Come si fa a non perdere la speranza in un futuro di pace?
È necessario essere molto fiduciosi, da un lato, e lo dico laicamente, nell’imprevedibilità delle coscienze umane e dei processi storici. Noi credenti dobbiamo invece sperare che lo Spirito Santo possa toccare il cuore degli esseri umani. Una volta chiesi a una grande testimone del pacifismo italiano come Lidia Menapace se non avesse a volte il sospetto di trovarsi ad affrontare ostacoli insormontabili. Lei mi rispose di no, ricordandomi quanto erano stati capaci di fare alla fine della Seconda guerra mondiale. «Pensa – mi disse – eravamo divisi, frastornati da vent’anni di fascismo e ci trovavamo di fronte l’esercito più forte del mondo. Eppure ce l’abbiamo fatta». Mi convinse che il genere umano è capace di reagire di fronte a qualsiasi prova apparentemente insuperabile.

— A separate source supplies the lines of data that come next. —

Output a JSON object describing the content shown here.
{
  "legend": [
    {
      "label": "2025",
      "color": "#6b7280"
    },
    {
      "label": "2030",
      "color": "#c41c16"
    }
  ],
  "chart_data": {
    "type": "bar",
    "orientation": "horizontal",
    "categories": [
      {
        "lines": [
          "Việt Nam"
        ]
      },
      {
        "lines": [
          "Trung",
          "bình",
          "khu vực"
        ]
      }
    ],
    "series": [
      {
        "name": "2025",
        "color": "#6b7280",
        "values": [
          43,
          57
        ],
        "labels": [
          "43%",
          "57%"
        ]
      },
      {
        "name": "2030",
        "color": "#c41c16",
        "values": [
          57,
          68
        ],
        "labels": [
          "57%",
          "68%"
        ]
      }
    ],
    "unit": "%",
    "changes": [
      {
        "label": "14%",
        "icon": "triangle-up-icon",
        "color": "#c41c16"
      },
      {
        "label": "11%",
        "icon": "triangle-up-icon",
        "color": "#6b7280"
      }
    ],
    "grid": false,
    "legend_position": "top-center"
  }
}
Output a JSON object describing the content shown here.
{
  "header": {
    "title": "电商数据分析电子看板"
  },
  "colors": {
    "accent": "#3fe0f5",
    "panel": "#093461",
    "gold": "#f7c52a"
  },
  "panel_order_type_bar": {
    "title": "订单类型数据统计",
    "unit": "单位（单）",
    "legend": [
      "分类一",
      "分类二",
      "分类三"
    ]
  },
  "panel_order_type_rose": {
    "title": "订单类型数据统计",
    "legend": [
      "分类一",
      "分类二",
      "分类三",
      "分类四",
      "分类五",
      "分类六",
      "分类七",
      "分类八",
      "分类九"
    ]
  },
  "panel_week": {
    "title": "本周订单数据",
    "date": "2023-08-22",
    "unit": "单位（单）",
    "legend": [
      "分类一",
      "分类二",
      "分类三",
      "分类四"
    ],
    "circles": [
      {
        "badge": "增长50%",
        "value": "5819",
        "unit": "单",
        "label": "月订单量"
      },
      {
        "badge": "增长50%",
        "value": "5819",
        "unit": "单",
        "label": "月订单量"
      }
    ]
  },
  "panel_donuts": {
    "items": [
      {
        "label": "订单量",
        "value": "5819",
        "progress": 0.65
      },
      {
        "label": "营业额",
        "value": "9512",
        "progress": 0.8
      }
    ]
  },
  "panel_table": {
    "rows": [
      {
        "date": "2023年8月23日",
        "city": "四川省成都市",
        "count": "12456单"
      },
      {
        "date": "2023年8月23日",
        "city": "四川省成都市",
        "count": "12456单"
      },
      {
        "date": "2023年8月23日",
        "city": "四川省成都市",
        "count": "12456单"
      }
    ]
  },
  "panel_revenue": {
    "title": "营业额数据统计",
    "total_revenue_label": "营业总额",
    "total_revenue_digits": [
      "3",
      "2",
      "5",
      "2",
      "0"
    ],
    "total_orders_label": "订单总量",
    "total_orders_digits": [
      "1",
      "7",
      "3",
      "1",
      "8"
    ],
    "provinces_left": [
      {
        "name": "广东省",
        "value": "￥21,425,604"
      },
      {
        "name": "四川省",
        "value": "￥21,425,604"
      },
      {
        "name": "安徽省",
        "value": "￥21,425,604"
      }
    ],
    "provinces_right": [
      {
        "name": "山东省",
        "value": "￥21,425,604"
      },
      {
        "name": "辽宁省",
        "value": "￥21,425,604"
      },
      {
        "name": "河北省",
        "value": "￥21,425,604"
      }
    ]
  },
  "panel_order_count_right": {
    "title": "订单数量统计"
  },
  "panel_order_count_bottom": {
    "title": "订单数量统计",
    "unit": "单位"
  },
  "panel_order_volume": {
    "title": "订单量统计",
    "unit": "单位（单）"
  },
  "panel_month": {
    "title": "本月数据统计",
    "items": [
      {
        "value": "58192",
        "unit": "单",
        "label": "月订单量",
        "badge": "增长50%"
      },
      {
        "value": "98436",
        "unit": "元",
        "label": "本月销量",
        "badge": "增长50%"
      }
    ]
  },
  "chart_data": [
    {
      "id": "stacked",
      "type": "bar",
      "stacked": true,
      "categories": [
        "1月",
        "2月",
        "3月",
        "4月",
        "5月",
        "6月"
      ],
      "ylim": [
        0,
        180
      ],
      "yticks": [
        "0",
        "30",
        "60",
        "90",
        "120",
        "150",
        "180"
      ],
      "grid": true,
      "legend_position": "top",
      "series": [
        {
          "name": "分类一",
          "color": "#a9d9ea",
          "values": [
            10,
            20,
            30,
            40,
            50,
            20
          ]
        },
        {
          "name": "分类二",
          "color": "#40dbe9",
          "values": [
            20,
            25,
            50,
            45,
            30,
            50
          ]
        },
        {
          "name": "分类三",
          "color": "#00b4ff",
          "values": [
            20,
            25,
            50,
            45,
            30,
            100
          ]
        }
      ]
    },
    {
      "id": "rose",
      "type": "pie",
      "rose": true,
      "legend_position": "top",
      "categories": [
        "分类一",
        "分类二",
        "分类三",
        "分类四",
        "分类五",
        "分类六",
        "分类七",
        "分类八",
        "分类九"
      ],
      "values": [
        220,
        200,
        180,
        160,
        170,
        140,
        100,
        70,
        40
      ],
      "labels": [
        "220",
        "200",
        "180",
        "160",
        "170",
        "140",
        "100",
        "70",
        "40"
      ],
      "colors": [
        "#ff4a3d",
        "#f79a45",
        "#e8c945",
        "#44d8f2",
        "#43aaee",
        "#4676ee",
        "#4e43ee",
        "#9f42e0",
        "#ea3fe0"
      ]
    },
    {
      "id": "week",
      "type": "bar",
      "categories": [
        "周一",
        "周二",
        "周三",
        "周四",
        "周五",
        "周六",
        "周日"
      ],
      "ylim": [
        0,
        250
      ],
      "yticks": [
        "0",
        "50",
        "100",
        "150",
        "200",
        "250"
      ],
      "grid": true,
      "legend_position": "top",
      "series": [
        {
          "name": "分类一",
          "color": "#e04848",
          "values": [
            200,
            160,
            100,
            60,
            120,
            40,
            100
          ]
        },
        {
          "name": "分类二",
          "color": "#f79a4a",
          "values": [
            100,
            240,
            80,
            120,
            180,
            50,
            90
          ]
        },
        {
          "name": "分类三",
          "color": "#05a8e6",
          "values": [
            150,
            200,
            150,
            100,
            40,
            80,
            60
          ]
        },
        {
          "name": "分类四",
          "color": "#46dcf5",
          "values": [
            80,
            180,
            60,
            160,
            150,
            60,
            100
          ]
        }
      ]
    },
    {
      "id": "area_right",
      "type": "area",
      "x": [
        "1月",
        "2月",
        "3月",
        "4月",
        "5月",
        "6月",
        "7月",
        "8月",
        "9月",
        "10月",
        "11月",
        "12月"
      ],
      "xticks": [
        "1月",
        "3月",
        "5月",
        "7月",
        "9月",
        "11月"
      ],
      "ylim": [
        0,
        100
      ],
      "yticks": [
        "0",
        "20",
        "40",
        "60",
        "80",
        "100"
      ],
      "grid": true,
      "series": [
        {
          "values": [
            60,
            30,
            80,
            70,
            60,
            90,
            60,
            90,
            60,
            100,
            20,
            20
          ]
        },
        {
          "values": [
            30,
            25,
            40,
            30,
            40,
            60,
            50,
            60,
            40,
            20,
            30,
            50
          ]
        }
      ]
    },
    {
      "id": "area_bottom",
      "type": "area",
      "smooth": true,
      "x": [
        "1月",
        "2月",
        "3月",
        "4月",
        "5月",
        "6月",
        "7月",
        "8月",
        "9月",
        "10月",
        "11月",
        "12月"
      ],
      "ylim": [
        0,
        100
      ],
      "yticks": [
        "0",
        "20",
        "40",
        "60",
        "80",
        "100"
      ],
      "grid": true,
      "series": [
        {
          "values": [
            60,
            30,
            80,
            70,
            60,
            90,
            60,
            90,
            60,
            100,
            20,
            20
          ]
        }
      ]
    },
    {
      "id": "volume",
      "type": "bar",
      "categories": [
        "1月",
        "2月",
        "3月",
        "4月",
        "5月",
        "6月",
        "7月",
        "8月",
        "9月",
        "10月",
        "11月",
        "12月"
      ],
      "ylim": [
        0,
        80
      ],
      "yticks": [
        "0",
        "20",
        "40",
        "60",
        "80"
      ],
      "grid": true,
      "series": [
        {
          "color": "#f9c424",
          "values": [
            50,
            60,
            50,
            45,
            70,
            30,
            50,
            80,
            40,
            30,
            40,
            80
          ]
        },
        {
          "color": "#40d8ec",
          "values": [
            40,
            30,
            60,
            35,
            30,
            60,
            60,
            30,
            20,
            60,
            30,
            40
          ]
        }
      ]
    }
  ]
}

Vent’anni fa anche lei scese in piazza con il gigantesco movimento per la pace al Social Forum di Firenze. Non ritiene che siano stati fatti passi indietro, rispetto ad allora?
No. Ho più speranza e visione sul futuro di quanta ne avessi in passato. Continuiamo a formare, a proporre una spiritualità della pace e a credere nelle giovani generazioni.